Telomeres, structures that cap the ends of cells' chromosomes, grow shorter with each round of cell division unless a specialized enzyme replenishes them. Maintaining telomeres is thought to be important for healthy aging and cancer prevention.
By this measure, T cells, or white blood cells, from patients with the autoimmune disease rheumatoid arthritis are worn out and prematurely aged, scientists at Emory University School of Medicine have discovered.
Compared with cells from healthy people, T cells from patients with rheumatoid arthritis have trouble turning on the enzyme that replenishes telomeres, they found. Reversing this defect could possibly help people prone to the disease maintain a balanced immune system.
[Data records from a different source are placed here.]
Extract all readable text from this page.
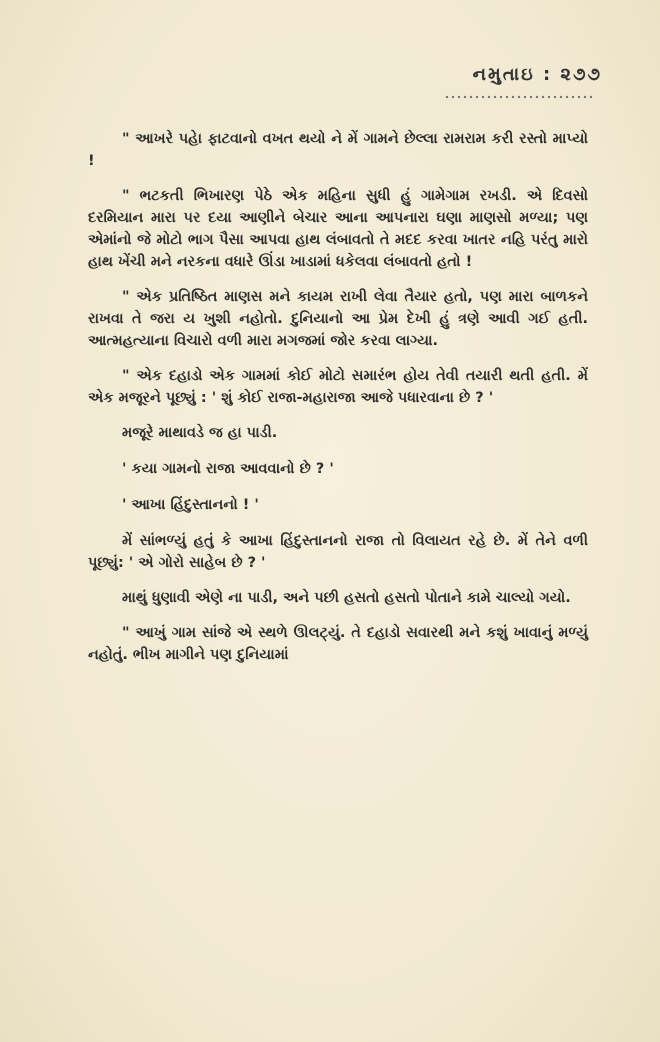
નમુતાઇ : ૨૭૭

" આખરે પહેા ફાટવાનો વખત થયો ને મેં ગામને છેલ્લા રામરામ કરી રસ્તો માપ્યો !

" ભટકતી ભિખારણ પેઠે એક મહિના સુધી હું ગામેગામ રખડી. એ દિવસો દરમિયાન મારા પર દયા આણીને બેચાર આના આપનારા ઘણા માણસો મળ્યા; પણ એમાંનો જે મોટો ભાગ પૈસા આપવા હાથ લંબાવતો તે મદદ કરવા ખાતર નહિ પરંતુ મારો હાથ ખેંચી મને નરકના વધારે ઊંડા ખાડામાં ધકેલવા લંબાવતો હતો !

" એક પ્રતિષ્ઠિત માણસ મને કાયમ રાખી લેવા તૈયાર હતો, પણ મારા બાળકને રાખવા તે જરા ય ખુશી નહોતો. દુનિયાનો આ પ્રેમ દેખી હું ત્રણે આવી ગઈ હતી. આત્મહત્યાના વિચારો વળી મારા મગજમાં જોર કરવા લાગ્યા.

" એક દહાડો એક ગામમાં કોઈ મોટો સમારંભ હોય તેવી તયારી થતી હતી. મેં એક મજૂરને પૂછ્યું : ' શું કોઈ રાજા-મહારાજા આજે પધારવાના છે ? '

મજૂરે માથાવડે જ હા પાડી.

' કયા ગામનો રાજા આવવાનો છે ? '

' આખા હિંદુસ્તાનનો ! '

મેં સાંભળ્યું હતું કે આખા હિંદુસ્તાનનો રાજા તો વિલાયત રહે છે. મેં તેને વળી પૂછ્યું: ' એ ગોરો સાહેબ છે ? '

માથું ધુણાવી એણે ના પાડી, અને પછી હસતો હસતો પોતાને કામે ચાલ્યો ગયો.

" આખું ગામ સાંજે એ સ્થળે ઊલટ્યું. તે દહાડો સવારથી મને કશું ખાવાનું મળ્યું નહોતું. ભીખ માગીને પણ દુનિયામાં
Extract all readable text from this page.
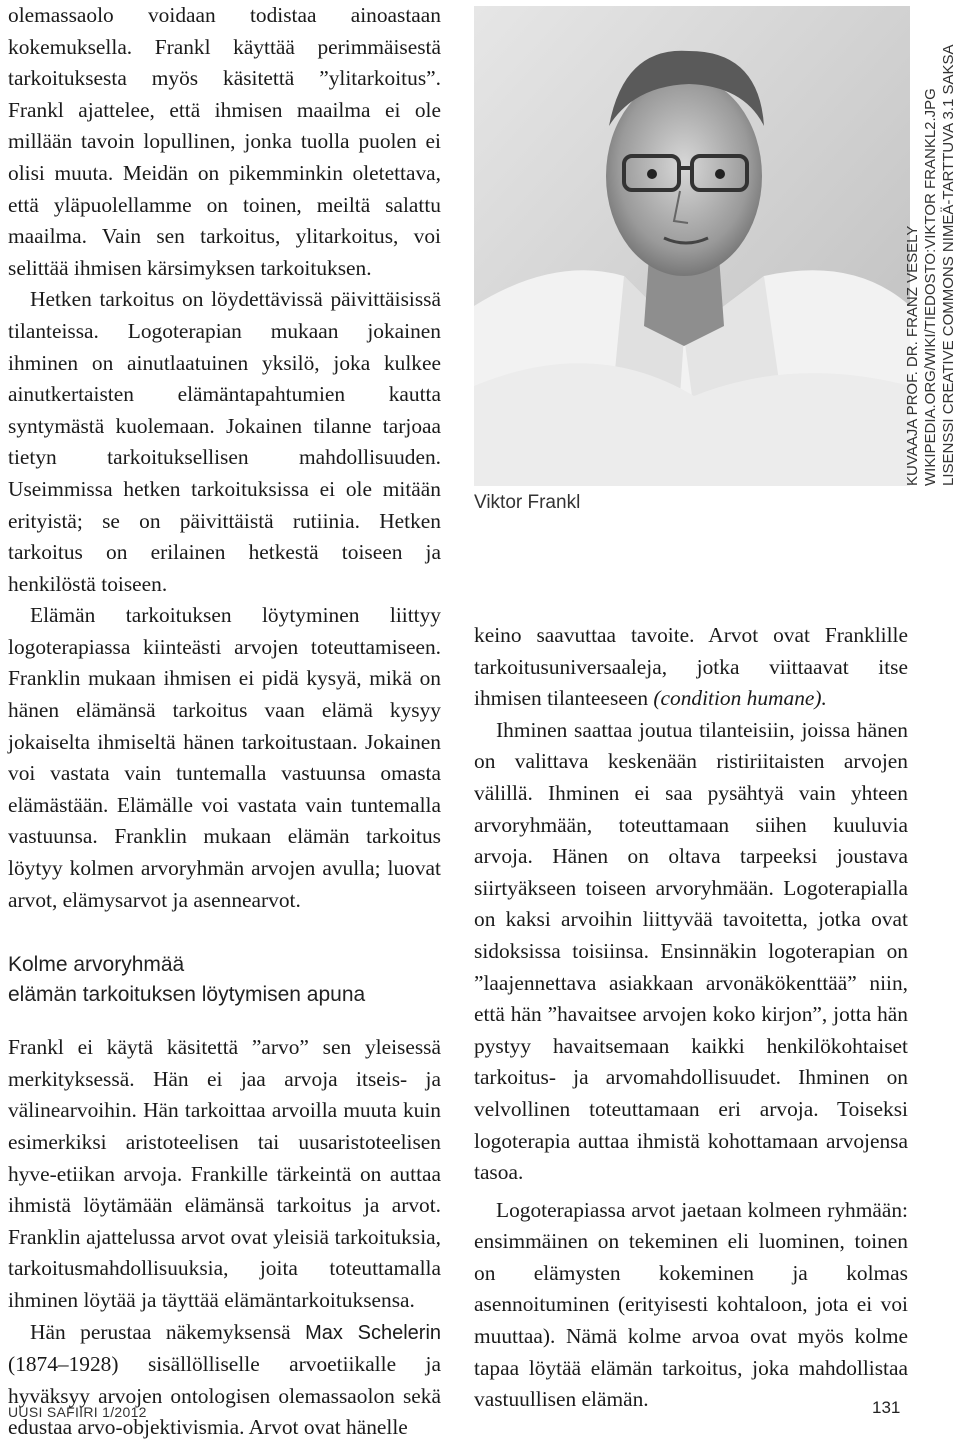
olemassaolo voidaan todistaa ainoastaan kokemuksella. Frankl käyttää perimmäisestä tarkoituksesta myös käsitettä ”ylitarkoitus”. Frankl ajattelee, että ihmisen maailma ei ole millään tavoin lopullinen, jonka tuolla puolen ei olisi muuta. Meidän on pikemminkin oletettava, että yläpuolellamme on toinen, meiltä salattu maailma. Vain sen tarkoitus, ylitarkoitus, voi selittää ihmisen kärsimyksen tarkoituksen.

Hetken tarkoitus on löydettävissä päivittäisissä tilanteissa. Logoterapian mukaan jokainen ihminen on ainutlaatuinen yksilö, joka kulkee ainutkertaisten elämäntapahtumien kautta syntymästä kuolemaan. Jokainen tilanne tarjoaa tietyn tarkoituksellisen mahdollisuuden. Useimmissa hetken tarkoituksissa ei ole mitään erityistä; se on päivittäistä rutiinia. Hetken tarkoitus on erilainen hetkestä toiseen ja henkilöstä toiseen.

Elämän tarkoituksen löytyminen liittyy logoterapiassa kiinteästi arvojen toteuttamiseen. Franklin mukaan ihmisen ei pidä kysyä, mikä on hänen elämänsä tarkoitus vaan elämä kysyy jokaiselta ihmiseltä hänen tarkoitustaan. Jokainen voi vastata vain tuntemalla vastuunsa omasta elämästään. Elämälle voi vastata vain tuntemalla vastuunsa. Franklin mukaan elämän tarkoitus löytyy kolmen arvoryhmän arvojen avulla; luovat arvot, elämysarvot ja asennearvot.

Kolme arvoryhmää
elämän tarkoituksen löytymisen apuna

Frankl ei käytä käsitettä ”arvo” sen yleisessä merkityksessä. Hän ei jaa arvoja itseis- ja välinearvoihin. Hän tarkoittaa arvoilla muuta kuin esimerkiksi aristoteelisen tai uusaristoteelisen hyve-etiikan arvoja. Frankille tärkeintä on auttaa ihmistä löytämään elämänsä tarkoitus ja arvot. Franklin ajattelussa arvot ovat yleisiä tarkoituksia, tarkoitusmahdollisuuksia, joita toteuttamalla ihminen löytää ja täyttää elämäntarkoituksensa.

Hän perustaa näkemyksensä Max Schelerin (1874–1928) sisällölliselle arvoetiikalle ja hyväksyy arvojen ontologisen olemassaolon sekä edustaa arvo-objektivismia. Arvot ovat hänelle

Viktor Frankl
KUVAAJA PROF. DR. FRANZ VESELY WIKIPEDIA.ORG/WIKI/TIEDOSTO:VIKTOR FRANKL2.JPG LISENSSI CREATIVE COMMONS NIMEÄ-TARTTUVA 3.1 SAKSA

keino saavuttaa tavoite. Arvot ovat Franklille tarkoitusuniversaaleja, jotka viittaavat itse ihmisen tilanteeseen (condition humane).

Ihminen saattaa joutua tilanteisiin, joissa hänen on valittava keskenään ristiriitaisten arvojen välillä. Ihminen ei saa pysähtyä vain yhteen arvoryhmään, toteuttamaan siihen kuuluvia arvoja. Hänen on oltava tarpeeksi joustava siirtyäkseen toiseen arvoryhmään. Logoterapialla on kaksi arvoihin liittyvää tavoitetta, jotka ovat sidoksissa toisiinsa. Ensinnäkin logoterapian on ”laajennettava asiakkaan arvonäkökenttää” niin, että hän ”havaitsee arvojen koko kirjon”, jotta hän pystyy havaitsemaan kaikki henkilökohtaiset tarkoitus- ja arvomahdollisuudet. Ihminen on velvollinen toteuttamaan eri arvoja. Toiseksi logoterapia auttaa ihmistä kohottamaan arvojensa tasoa.

Logoterapiassa arvot jaetaan kolmeen ryhmään: ensimmäinen on tekeminen eli luominen, toinen on elämysten kokeminen ja kolmas asennoituminen (erityisesti kohtaloon, jota ei voi muuttaa). Nämä kolme arvoa ovat myös kolme tapaa löytää elämän tarkoitus, joka mahdollistaa vastuullisen elämän.

UUSI SAFIIRI 1/2012	131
The results are published online this week in Proceedings of the National Academy of Sciences.
In rheumatoid arthritis, T cells are chronically over-stimulated, invading the tissue of the joints and causing painful inflammation. This derangement can be seen as a result of the loss of the immune system's ability to discriminate friend from foe, says senior author Cornelia Weyand, MD, PhD, co-director of the Kathleen B. and Mason I. Lowance Center for Human Immunology at Emory University.
In childhood, new T cells are continually produced in the thymus, she says. But after about age 40, the thymus "involutes" or shrinks and ceases to function. After that, the immune system has to make do with the pool of T cells it already has.
"What we see in rheumatoid arthritis is an aged and more restricted T cell repertoire," she says. "This biases the immune system toward autoimmunity."
Weyand, postdoctoral fellow Hiroshi Fujii, MD, PhD, and their colleagues were interested in mechanisms of T cells' premature aging, because scientists had previously observed that in rheumatoid arthritis, T cells tend to shift the molecules on their surface and function differently.